Online James?

Eric Tassone writes:

I [Tassone] had to Google “Mary Rosh” but remember that imbroglio now. Made my day, too.

But really I wanted to write to ask you about something related to Bill James. I first encountered his works at age 13, when a baseball coach talked up his books and lent me one (that I fear I never returned). I then read his Abstracts from ’84 or ’85 until they went away, and then some of his other books in the ’90s. Anyway, my question is: Do you know if these works are available on a CD or DVD-ROM or the web something, like they do sometimes w/ collections like Mad Magazine or the New Yorker cartoons or whatever? Maybe through his website, to which I do not subscribe? (By the way, Google Books produces search results for the ’83-’87 editions, but at most just little clippings, not the full book or anything.)

I wonder why we don’t see more of this, since the marginal cost of re-packaging and distributing already-created content for which there is at least some pent-up demand would seem to be low. I mean, there’s at least some intense “long tail” interest from folks like me in, say, the ’81 edition to see what he had to say about the ’80 Royals. They could price gouge me all the way to making this sort of thing profitable, I would think! Isn’t this what the Internets is supposed to be good at?

Personally, I prefer the physical books, but I agree that they’re not searchable.

1 thought on “Online James?

  1. The technology isn't what is getting in the way. For any kind of format-change on out-of-print, but still-copyrighted media like this, the holdup is usually the legal one of determining/negotiating rights ownership in the new format, which depends on what the original contract was between the publisher and the author, as well as anything that has happened with mergers, inheritances, sales, etc., etc. Plus, on the internet, the issue of international rights is raised basically automatically. If the audience is, say, only a hundred people, the amount of gouging needed to pay for the hours of lawyering might be more than even the biggest fan would be willing to accept.

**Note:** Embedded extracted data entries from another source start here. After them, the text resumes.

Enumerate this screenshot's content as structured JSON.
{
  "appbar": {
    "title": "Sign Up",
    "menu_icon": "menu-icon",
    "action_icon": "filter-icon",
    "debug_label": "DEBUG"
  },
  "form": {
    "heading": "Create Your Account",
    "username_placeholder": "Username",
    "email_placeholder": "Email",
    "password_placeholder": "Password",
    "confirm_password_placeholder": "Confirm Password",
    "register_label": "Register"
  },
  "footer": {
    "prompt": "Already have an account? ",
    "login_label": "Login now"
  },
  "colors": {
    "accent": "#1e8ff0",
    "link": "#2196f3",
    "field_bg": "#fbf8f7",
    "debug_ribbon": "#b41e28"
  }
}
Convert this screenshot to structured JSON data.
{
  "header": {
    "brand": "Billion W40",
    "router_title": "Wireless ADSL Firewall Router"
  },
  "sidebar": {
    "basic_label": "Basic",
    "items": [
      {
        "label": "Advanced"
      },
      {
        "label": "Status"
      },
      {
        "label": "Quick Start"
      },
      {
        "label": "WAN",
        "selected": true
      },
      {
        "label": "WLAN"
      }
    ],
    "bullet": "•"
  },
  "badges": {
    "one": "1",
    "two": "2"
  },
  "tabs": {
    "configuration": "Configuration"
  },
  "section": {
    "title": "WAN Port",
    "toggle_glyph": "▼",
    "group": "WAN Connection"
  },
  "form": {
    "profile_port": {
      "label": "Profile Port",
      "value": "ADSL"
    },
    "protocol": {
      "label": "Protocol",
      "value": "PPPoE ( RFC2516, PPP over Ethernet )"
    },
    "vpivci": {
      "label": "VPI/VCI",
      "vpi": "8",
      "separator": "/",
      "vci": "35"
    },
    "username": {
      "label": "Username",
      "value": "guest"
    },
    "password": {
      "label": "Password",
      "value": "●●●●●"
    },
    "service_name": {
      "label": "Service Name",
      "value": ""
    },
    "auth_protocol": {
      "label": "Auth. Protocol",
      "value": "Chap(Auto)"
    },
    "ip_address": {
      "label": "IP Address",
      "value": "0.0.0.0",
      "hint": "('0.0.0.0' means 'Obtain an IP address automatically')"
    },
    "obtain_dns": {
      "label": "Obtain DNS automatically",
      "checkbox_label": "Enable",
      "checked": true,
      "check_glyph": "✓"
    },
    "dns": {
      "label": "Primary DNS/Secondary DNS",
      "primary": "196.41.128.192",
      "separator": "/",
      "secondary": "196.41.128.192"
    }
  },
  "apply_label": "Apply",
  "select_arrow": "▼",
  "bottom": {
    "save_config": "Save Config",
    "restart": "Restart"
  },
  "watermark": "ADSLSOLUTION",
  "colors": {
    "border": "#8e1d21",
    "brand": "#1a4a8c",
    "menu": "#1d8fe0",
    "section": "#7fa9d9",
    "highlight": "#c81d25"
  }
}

    It would be wonderful if there was a way to speed this up for all media. The music industry has multiple vendors who manage databases for determining rights-ownership for internet-delivery of lyrics, ringtones, and so forth, because digital music took off faster than digital books. Even there, some of the rights-data vendors are still paper-based (or were five years ago when I was tangent to this field). I can only imagine that the book industry is worse off at the moment, even with all the work that say, Amazon and Google have done.